Ted’s mother turns back to the room, shifting herself against the sofa. She’d said when they’d first bought it that it would never be comfortable as there was no head support. Elina wonders now if she is feeling the lack of cushioning in her cranial area.
‘Well,’ she says, ‘I never thought that by the time my grandson was almost a month old I still wouldn’t be able to send out cards. All my relatives are dying to get one.’
‘Why don’t you just send them?’ Ted’s father says, with only a hint of gritted teeth, from behind a newspaper. And Elina is surprised to see him because it’s rare for Ted’s parents to come together: they usually operate on separate schedules.
‘Yeah,’ Ted says, as he comes in, carrying a tray. ‘They don’t have to have his name on, do they?’
His mother gasps, as if they are suggesting something lewd. ‘Not have his name on? Of course they must have his name on!’
Ted shrugs and starts to pour the tea.
‘What about Rupert?’ his mother says brightly. ‘I’ve always loved the name Rupert and it’s an old family name on my side.’
‘Sounds like . . . a whatdyoucallit?’ Ted’s father says, folding up the newspaper and tossing it to the floor.
‘What?’
‘A . . .’ Ted’s father puts his hand to his brow ‘. . . you know . . . a thing that children take to bed. Um . . . Brideshead . . . um . . . teddy-bear! That’s it.
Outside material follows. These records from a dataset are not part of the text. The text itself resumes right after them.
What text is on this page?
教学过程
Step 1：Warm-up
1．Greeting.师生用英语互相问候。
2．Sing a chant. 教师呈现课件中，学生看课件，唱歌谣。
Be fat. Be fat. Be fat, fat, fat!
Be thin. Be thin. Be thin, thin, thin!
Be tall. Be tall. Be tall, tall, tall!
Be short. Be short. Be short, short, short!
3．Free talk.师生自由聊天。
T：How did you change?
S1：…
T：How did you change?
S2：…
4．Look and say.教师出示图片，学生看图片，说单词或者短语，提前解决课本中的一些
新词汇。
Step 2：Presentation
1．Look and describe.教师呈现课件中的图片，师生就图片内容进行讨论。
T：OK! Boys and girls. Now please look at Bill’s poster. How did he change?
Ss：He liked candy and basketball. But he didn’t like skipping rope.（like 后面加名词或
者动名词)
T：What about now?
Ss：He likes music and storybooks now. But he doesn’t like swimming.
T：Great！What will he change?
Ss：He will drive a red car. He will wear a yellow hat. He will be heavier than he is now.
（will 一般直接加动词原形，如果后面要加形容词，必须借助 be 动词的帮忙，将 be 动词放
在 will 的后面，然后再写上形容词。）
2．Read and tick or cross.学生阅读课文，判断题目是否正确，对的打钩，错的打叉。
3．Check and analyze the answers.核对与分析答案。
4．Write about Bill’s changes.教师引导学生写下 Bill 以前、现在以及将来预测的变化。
A teddy-bear.’ He reaches down and picks up the newspaper again. ‘It sounds like a teddy-bear,’ he says, as he scans the front page for the second time.
‘What does?’ his mother says.
‘The name Rupert.’
Elina hears the word: clamp. She hears: rupture. She hears: stargazer presentation.
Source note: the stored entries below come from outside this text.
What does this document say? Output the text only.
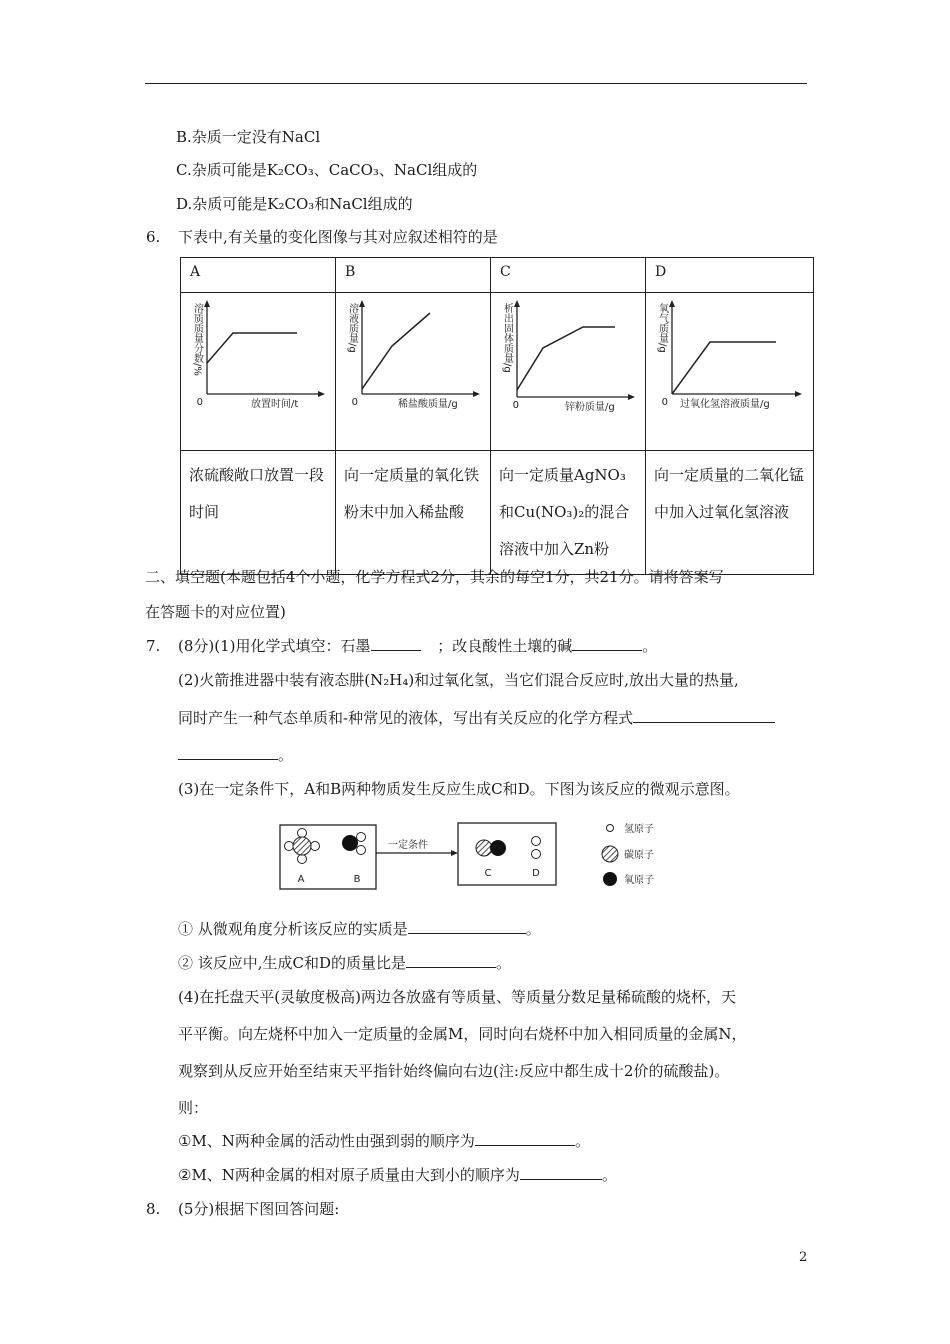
B.杂质一定没有NaCl
C.杂质可能是K₂CO₃、CaCO₃、NaCl组成的
D.杂质可能是K₂CO₃和NaCl组成的
6. 下表中,有关量的变化图像与其对应叙述相符的是
A	B	C	D

0
溶质质量分数/%
放置时间/t	0
溶液质量/g
稀盐酸质量/g	0
析出固体质量/g
锌粉质量/g	0
氧气质量/g
过氧化氢溶液质量/g

浓硫酸敞口放置一段时间	向一定质量的氧化铁粉末中加入稀盐酸	向一定质量AgNO₃和Cu(NO₃)₂的混合溶液中加入Zn粉	向一定质量的二氧化锰中加入过氧化氢溶液
二、填空题(本题包括4个小题，化学方程式2分，其余的每空1分，共21分。请将答案写
在答题卡的对应位置)
7. (8分)(1)用化学式填空：石墨	；改良酸性土壤的碱	。
(2)火箭推进器中装有液态肼(N₂H₄)和过氧化氢，当它们混合反应时,放出大量的热量,
同时产生一种气态单质和-种常见的液体，写出有关反应的化学方程式
。
(3)在一定条件下，A和B两种物质发生反应生成C和D。下图为该反应的微观示意图。
A	B
一定条件
C	D
氢原子
碳原子
氧原子
① 从微观角度分析该反应的实质是	。
② 该反应中,生成C和D的质量比是	。
(4)在托盘天平(灵敏度极高)两边各放盛有等质量、等质量分数足量稀硫酸的烧杯，天
平平衡。向左烧杯中加入一定质量的金属M，同时向右烧杯中加入相同质量的金属N，
观察到从反应开始至结束天平指针始终偏向右边(注:反应中都生成十2价的硫酸盐)。
则：
①M、N两种金属的活动性由强到弱的顺序为	。
②M、N两种金属的相对原子质量由大到小的顺序为	。
8. (5分)根据下图回答问题:
2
Ted makes another uninterpretable noise, then says, ‘Here’s your tea. How have things been with you? Been busy this week?’
‘Or Ralph. How about Ralph? He looks like a Ralph. And it was my grandfather’s middle name. It has a lovely ring to it. It would go well with the surname, too.’
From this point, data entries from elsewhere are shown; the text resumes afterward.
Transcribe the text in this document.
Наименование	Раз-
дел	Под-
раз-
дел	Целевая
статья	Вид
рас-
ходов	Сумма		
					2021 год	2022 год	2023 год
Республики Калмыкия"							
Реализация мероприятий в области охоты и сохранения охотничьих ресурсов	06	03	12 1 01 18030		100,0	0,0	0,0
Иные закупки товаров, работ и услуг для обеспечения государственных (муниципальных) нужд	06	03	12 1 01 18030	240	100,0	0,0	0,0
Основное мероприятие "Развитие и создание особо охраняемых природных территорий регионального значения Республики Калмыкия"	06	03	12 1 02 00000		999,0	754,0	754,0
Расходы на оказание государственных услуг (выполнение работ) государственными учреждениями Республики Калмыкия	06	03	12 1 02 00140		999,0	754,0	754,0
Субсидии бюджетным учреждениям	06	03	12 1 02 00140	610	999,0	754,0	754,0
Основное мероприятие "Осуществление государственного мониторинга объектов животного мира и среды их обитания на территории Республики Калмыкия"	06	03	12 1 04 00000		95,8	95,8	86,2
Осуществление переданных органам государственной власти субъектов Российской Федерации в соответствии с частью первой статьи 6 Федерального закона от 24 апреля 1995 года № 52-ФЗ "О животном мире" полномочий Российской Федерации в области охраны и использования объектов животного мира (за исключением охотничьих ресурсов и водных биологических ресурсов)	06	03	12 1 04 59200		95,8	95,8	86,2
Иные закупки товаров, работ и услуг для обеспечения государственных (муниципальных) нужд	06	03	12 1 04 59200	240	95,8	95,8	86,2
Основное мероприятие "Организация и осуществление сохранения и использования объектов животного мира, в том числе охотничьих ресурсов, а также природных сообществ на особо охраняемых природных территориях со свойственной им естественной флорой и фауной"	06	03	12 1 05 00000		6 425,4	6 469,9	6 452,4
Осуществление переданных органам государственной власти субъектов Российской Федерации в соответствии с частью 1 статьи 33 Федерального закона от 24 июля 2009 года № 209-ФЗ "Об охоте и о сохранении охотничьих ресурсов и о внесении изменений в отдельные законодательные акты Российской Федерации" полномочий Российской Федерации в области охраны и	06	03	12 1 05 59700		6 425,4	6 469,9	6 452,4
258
‘Um.’ Ted glances at Elina. She keeps her face very still; she shifts the paperweight in her hands. The glass surface has become warm to the touch. She can see Ted debating whether t
o broach this or not, then she sees him decide to take the plunge. ‘Actually,’ he says, handing his parents cups of tea, ‘we’ve decided to give him Elina’s surname. He’ll be a Vilkuna.’
When Ted’s mother came to visit at the hospital, the baby was three hours old. Elina can remember it all now. With her one free arm, Elina was holding him against her chest, where he was asleep, his limbs folded under him, his face pressed up against her skin. Her other arm was bandaged and wrapped into a mysterious chrysalis. Tubes came in and came out again. Various bags were suspended above her head. From under the blanket, there were more tubes entering and leaving her. She wasn’t yet allowing herself to think about where those ones were going in.